Welcome back! Every week, messages arrive through the contact form: thoughts, stories, and questions that travel farther than I ever imagined this page would. One of them stayed with me. It read, “Do you ever miss the person you were before you knew better?”
I have been thinking about that question more than I expected to. There is a quiet kind of mourning that comes with growing wiser, a subtle grief. We often talk about becoming better versions of ourselves, but no one tells you that “better” can sometimes feel like betrayal. You do not just leave behind bad habits or naive dreams. You leave behind the version of yourself who believed in them.
It is like returning to a lake you used to swim in as a child. The same water, the same light, yet the air feels colder now. You hesitate before jumping in, calculating the depth, the temperature, the time it will take to dry. The spontaneity is gone, replaced by something that calls itself maturity. And while the reflection on the surface looks sharper, you cannot help but miss the blur that once made everything soft.
When we know better, we begin to build fences around our possibilities. We learn which dreams are unrealistic, which people will hurt us, which ambitions are too much. And little by little, the world shrinks to a size that feels safe. In trying to protect ourselves from disappointment, we often fence out wonder as well. The older self survives, organized and prepared, but in quiet moments you can still hear the younger one knocking, asking to be let out for a while.

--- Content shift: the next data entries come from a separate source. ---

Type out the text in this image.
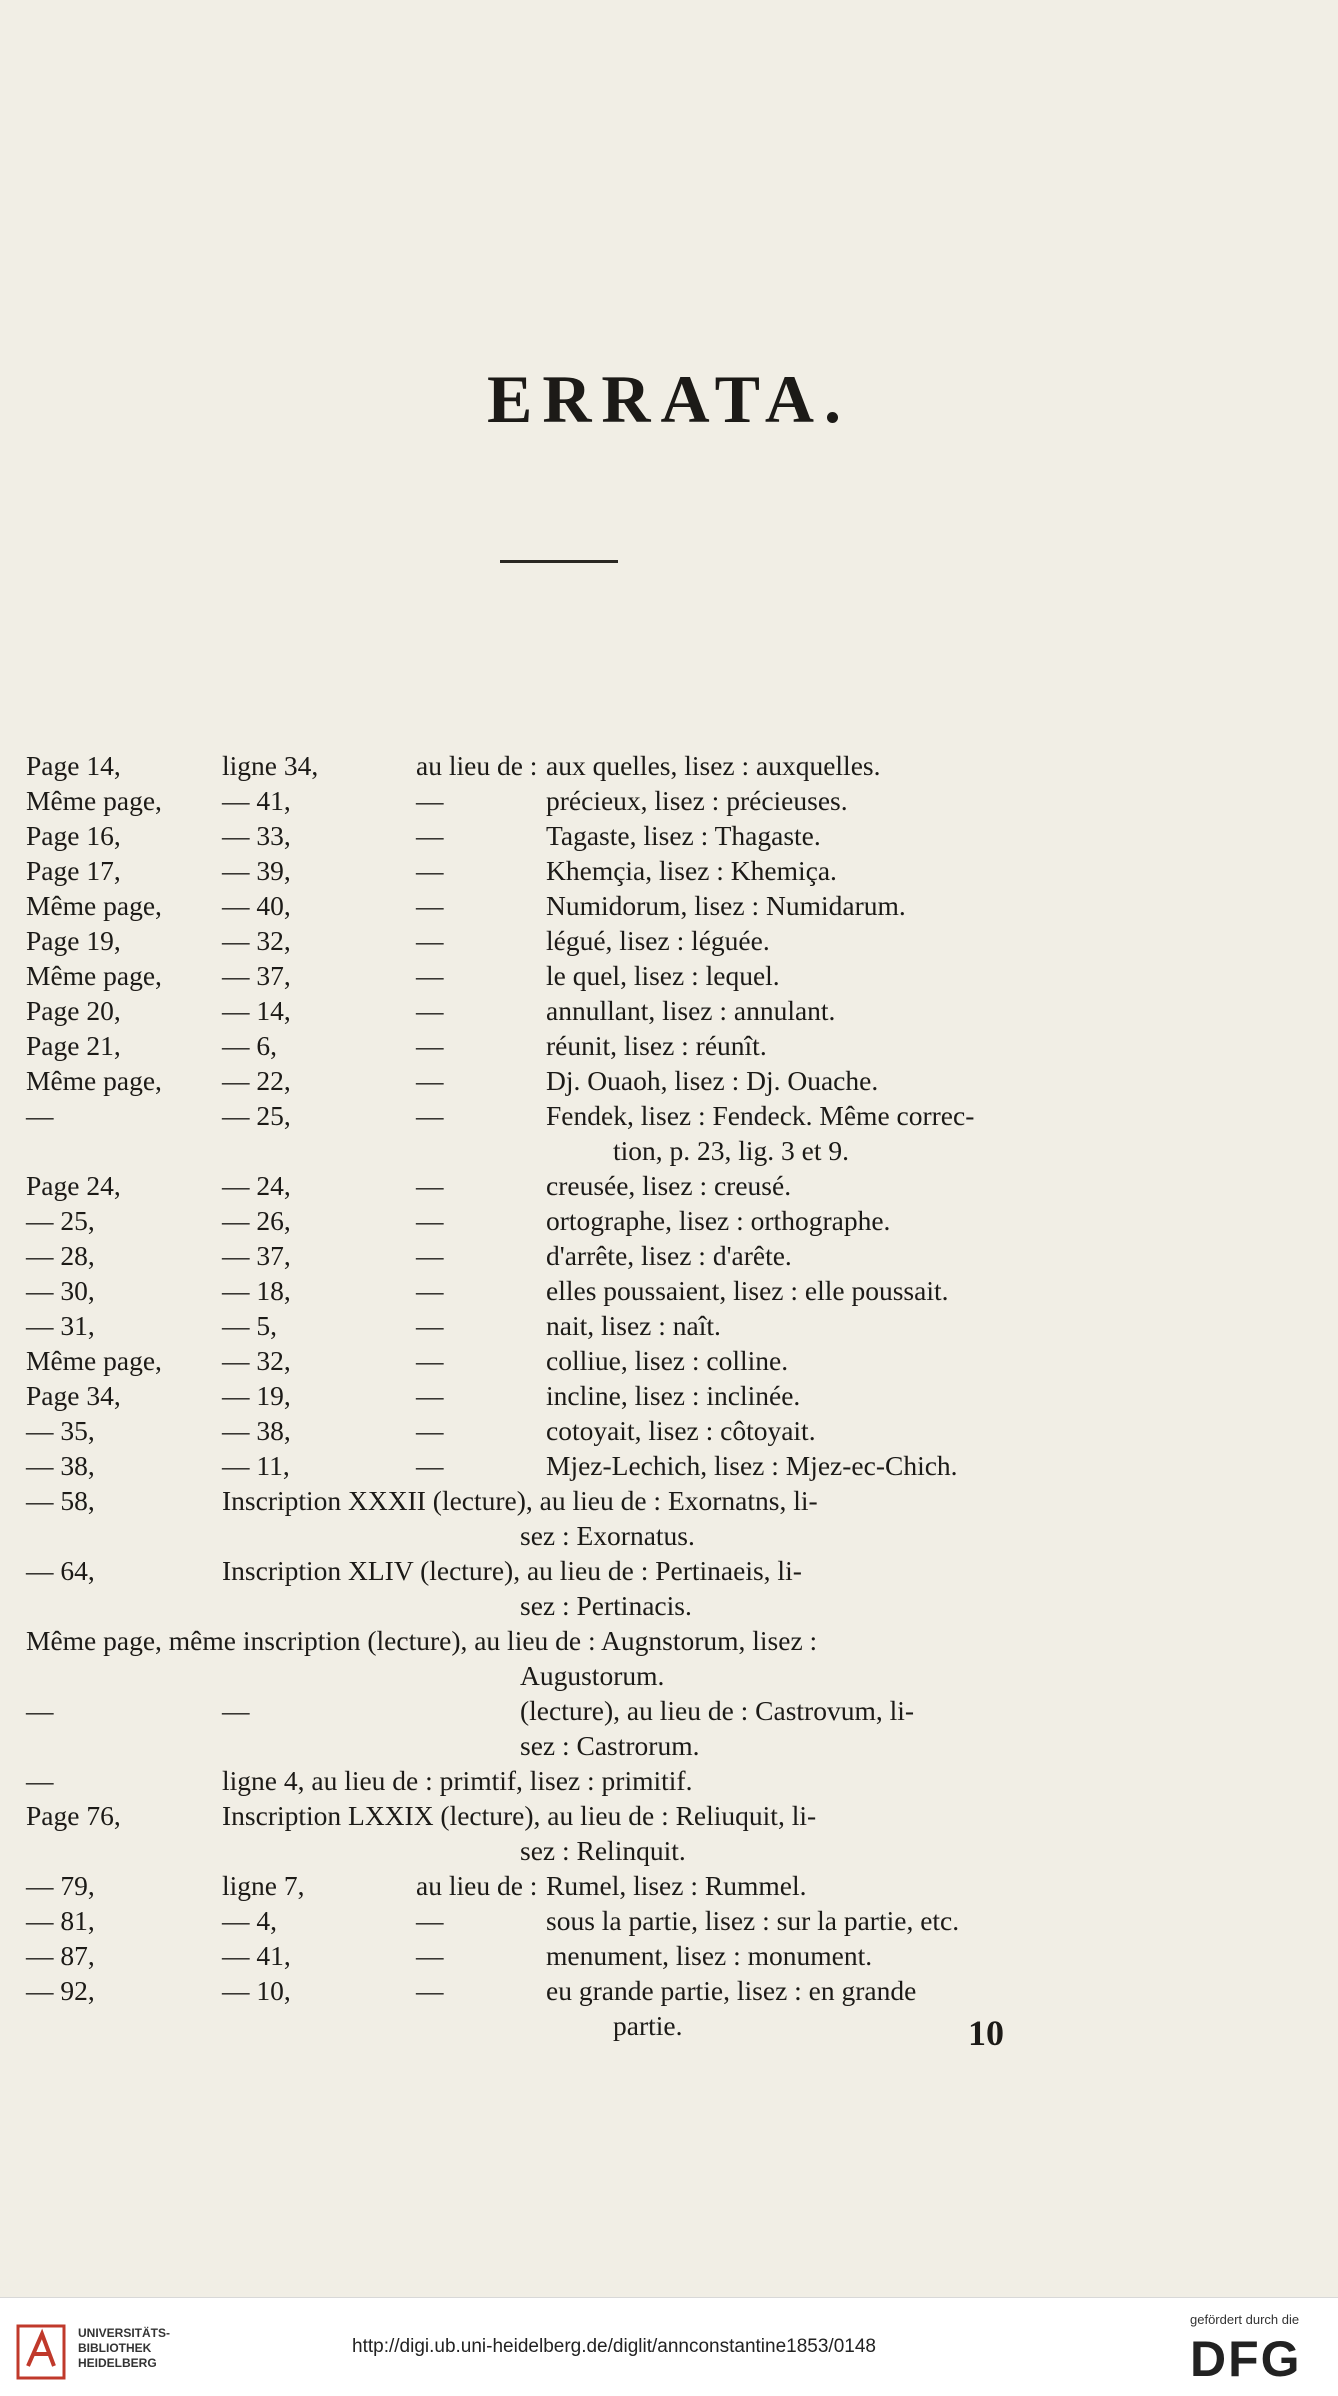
ERRATA.
Page 14,	ligne 34,	au lieu de : aux quelles, lisez : auxquelles.
Même page, — 41,	—	précieux, lisez : précieuses.
Page 16,	— 33,	—	Tagaste, lisez : Thagaste.
Page 17,	— 39,	—	Khemçia, lisez : Khemiça.
Même page, — 40,	—	Numidorum, lisez : Numidarum.
Page 19,	— 32,	—	légué, lisez : léguée.
Même page, — 37,	—	le quel, lisez : lequel.
Page 20,	— 14,	—	annullant, lisez : annulant.
Page 21,	— 6,	—	réunit, lisez : réunît.
Même page, — 22,	—	Dj. Ouaoh, lisez : Dj. Ouache.
—	— 25,	—	Fendek, lisez : Fendeck. Même correc-
tion, p. 23, lig. 3 et 9.
Page 24,	— 24,	—	creusée, lisez : creusé.
— 25,	— 26,	—	ortographe, lisez : orthographe.
— 28,	— 37,	—	d'arrête, lisez : d'arête.
— 30,	— 18,	—	elles poussaient, lisez : elle poussait.
— 31,	— 5,	—	nait, lisez : naît.
Même page, — 32,	—	colliue, lisez : colline.
Page 34,	— 19,	—	incline, lisez : inclinée.
— 35,	— 38,	—	cotoyait, lisez : côtoyait.
— 38,	— 11,	—	Mjez-Lechich, lisez : Mjez-ec-Chich.
— 58,	Inscription XXXII (lecture), au lieu de : Exornatns, li-
sez : Exornatus.
— 64,	Inscription XLIV (lecture), au lieu de : Pertinaeis, li-
sez : Pertinacis.
Même page, même inscription (lecture), au lieu de : Augnstorum, lisez :
Augustorum.
—	—	(lecture), au lieu de : Castrovum, li-
sez : Castrorum.
—	ligne 4, au lieu de : primtif, lisez : primitif.
Page 76,	Inscription LXXIX (lecture), au lieu de : Reliuquit, li-
sez : Relinquit.
— 79,	ligne 7,	au lieu de : Rumel, lisez : Rummel.
— 81,	— 4,	—	sous la partie, lisez : sur la partie, etc.
— 87,	— 41,	—	menument, lisez : monument.
— 92,	— 10,	—	eu grande partie, lisez : en grande
partie.	10
UNIVERSITÄTS-
BIBLIOTHEK
HEIDELBERG
http://digi.ub.uni-heidelberg.de/diglit/annconstantine1853/0148
gefördert durch die
DFG
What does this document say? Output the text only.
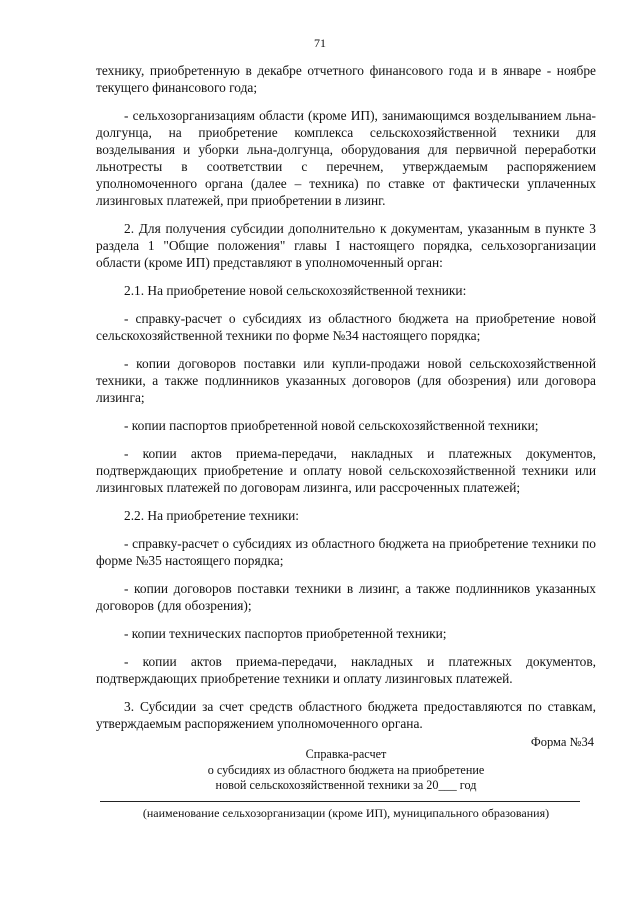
71

техникy, приобретенную в декабре отчетного финансового года и в январе - ноябре текущего финансового года;

- сельхозорганизациям области (кроме ИП), занимающимся возделыванием льна-долгунца, на приобретение комплекса сельскохозяйственной техники для возделывания и уборки льна-долгунца, оборудования для первичной переработки льнотресты в соответствии с перечнем, утверждаемым распоряжением уполномоченного органа (далее – техника) по ставке от фактически уплаченных лизинговых платежей, при приобретении в лизинг.

2. Для получения субсидии дополнительно к документам, указанным в пункте 3 раздела 1 "Общие положения" главы I настоящего порядка, сельхозорганизации области (кроме ИП) представляют в уполномоченный орган:

2.1. На приобретение новой сельскохозяйственной техники:

- справку-расчет о субсидиях из областного бюджета на приобретение новой сельскохозяйственной техники по форме №34 настоящего порядка;

- копии договоров поставки или купли-продажи новой сельскохозяйственной техники, а также подлинников указанных договоров (для обозрения) или договора лизинга;

- копии паспортов приобретенной новой сельскохозяйственной техники;

- копии актов приема-передачи, накладных и платежных документов, подтверждающих приобретение и оплату новой сельскохозяйственной техники или лизинговых платежей по договорам лизинга, или рассроченных платежей;

2.2. На приобретение техники:

- справку-расчет о субсидиях из областного бюджета на приобретение техники по форме №35 настоящего порядка;

- копии договоров поставки техники в лизинг, а также подлинников указанных договоров (для обозрения);

- копии технических паспортов приобретенной техники;

- копии актов приема-передачи, накладных и платежных документов, подтверждающих приобретение техники и оплату лизинговых платежей.

3. Субсидии за счет средств областного бюджета предоставляются по ставкам, утверждаемым распоряжением уполномоченного органа.

Форма №34
Справка-расчет
о субсидиях из областного бюджета на приобретение
новой сельскохозяйственной техники за 20___ год
(наименование сельхозорганизации (кроме ИП), муниципального образования)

Maybe that is what nostalgia really is. Not only a longing for the past, but for the version of ourselves who could live in it without irony. The one who did not need proof before believing. The one who still thought effort always led to reward, love to safety, and goodness to understanding. Growing up teaches you the limits of those equations, but it never erases the wish to believe in them again.
And perhaps missing that version of ourselves is the proof that they are not gone. Maybe they are the echo that reminds us where we began, the voice that insists, even when we have hardened, that there was once something simple and unguarded about the way we saw the world. Wisdom might not be about replacing that voice, but about learning to live beside it, to carry both the dreamer and the realist without letting either disappear.
I think of it like standing at dusk: half the sky still bright, the other half already night. You cannot have one without the other. Knowing better does not mean knowing everything. It only means learning to see the light even as it fades.
Thank you for the question. And thank you, always, for reading.